Après une performance remarquée la veille avec l’Orchestre symphonique de Montréal et Rafael Payare dans une interprétation des Sea Pictures d’Edward Elgar, la mezzo-soprano écossaise Beth Taylor concluait sa présence à Montréal dans le cadre de la Virée classique par un récital de chant intimiste à la Cinquième salle de la Place des Arts dimanche en début d’après-midi.
Cette intimité permettait une proximité avec la jeune artiste qui, dès son entrée en scène, a captivé l’attention du public par une présentation engagée – dans un très bon français – des thèmes des différents airs qui traversaient ce programme d’une heure. La nature offrant de grandes possibilités au niveau du répertoire, c’est sous l’angle de notre rapport à celle-ci que Beth Taylor a conçu son programme où elle était accompagnée par Esther Gonthier au piano. Il est question de la mer, mais de manière plus personnelle, il est aussi question de la nature humaine, de ses émotions et de son caractère éphémère.
Alors que le cadre de la Maison symphonique a donné lieu à un condensé de sa palette de couleurs dans un registre précis, la variété des différents airs sélectionnés dans ce récital a permis de découvrir et d’apprécier l’étendue de son jeu vocal, mais aussi particulièrement le jeu et le sens de l’interprétation du texte qui est donné par Beth Taylor. À chacune de ses interventions, elle se présente avec une aisance foudroyante, maîtrisant les poèmes tant au niveau de la diction que dans leur compréhension intrinsèque. À chacun des airs, elle incarne et vit le texte de la musique avec assurance et nous happe dans cet univers qu’elle voit et qu’elle communique sous nos yeux et à nos oreilles.
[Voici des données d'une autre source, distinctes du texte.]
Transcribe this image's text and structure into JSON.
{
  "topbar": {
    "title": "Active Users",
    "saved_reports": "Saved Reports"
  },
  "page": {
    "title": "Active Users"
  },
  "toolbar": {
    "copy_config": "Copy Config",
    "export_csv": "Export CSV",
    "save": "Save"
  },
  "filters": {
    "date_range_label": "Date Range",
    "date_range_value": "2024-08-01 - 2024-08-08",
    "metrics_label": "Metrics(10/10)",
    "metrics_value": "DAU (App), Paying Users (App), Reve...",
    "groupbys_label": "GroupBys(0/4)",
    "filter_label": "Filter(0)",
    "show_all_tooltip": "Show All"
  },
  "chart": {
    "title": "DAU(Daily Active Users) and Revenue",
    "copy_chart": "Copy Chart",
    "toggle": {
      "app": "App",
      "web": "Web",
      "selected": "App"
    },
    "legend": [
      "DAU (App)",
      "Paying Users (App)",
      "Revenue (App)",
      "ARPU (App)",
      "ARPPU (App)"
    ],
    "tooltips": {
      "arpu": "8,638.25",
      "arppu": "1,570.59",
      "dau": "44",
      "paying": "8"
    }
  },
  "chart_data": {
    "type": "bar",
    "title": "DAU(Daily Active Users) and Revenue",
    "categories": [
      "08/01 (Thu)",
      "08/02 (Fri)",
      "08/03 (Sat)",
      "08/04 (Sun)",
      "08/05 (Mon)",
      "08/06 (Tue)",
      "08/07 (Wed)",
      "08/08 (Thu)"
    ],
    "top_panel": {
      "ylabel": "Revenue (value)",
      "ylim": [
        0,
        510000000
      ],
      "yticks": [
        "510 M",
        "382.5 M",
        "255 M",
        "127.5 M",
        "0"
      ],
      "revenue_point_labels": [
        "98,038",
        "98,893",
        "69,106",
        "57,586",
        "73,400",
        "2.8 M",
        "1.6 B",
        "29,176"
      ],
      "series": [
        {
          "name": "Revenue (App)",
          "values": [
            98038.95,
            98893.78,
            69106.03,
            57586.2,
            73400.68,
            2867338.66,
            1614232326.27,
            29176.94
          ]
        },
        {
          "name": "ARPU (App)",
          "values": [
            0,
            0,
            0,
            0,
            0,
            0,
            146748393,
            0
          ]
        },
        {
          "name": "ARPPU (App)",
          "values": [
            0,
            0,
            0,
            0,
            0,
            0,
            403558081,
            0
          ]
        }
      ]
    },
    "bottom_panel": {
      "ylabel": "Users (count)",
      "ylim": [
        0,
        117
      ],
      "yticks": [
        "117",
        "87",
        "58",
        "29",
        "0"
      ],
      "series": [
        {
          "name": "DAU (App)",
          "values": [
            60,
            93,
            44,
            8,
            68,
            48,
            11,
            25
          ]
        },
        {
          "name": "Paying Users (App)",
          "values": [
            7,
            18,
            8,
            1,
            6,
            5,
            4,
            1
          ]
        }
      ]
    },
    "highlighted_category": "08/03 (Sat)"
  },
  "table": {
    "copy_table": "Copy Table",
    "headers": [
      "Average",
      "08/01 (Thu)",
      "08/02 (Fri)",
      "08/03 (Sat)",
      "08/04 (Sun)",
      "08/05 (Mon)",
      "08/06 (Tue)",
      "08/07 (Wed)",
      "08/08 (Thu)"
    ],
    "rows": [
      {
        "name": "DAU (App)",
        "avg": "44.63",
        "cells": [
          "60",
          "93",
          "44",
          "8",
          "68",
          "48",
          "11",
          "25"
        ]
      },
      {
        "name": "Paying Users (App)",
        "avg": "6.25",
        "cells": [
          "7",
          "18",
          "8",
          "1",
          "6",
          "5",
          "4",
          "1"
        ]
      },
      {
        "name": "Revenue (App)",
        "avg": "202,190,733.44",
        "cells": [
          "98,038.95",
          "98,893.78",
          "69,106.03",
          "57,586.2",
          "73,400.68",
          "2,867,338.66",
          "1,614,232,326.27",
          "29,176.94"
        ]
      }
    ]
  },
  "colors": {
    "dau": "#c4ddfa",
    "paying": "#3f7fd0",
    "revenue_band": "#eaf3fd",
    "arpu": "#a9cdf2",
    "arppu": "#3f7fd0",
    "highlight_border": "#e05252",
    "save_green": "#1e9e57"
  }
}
Parmi les moments forts de ce concert qui nous ont particulièrement touchés, nommons les trois mélodies de Reynaldo Hahn, Néère, Quand je fus pris au pavillon et L’heure exquise, d’une grande délicatesse, La belle dame sans merci de Charles Villiers Stanford, un récit musical à travers la poésie de John Keats, Von Ewiger Liebe de Johannes Brahms, à la profonde intériorité ainsi que Sea Wrack du compositeur irlandais Hamilton Harty qui a conclu le récital avec théâtralité. Par sa présence, son énergie, sa voix solide aux graves élégants et l’intelligence de ses interprétations, Beth Taylor n’a laissé personne indifférent et a ostensiblement touché la nature humaine de l’assistance durant cette heure qui nous est apparue à la fois sans fin et bien trop courte.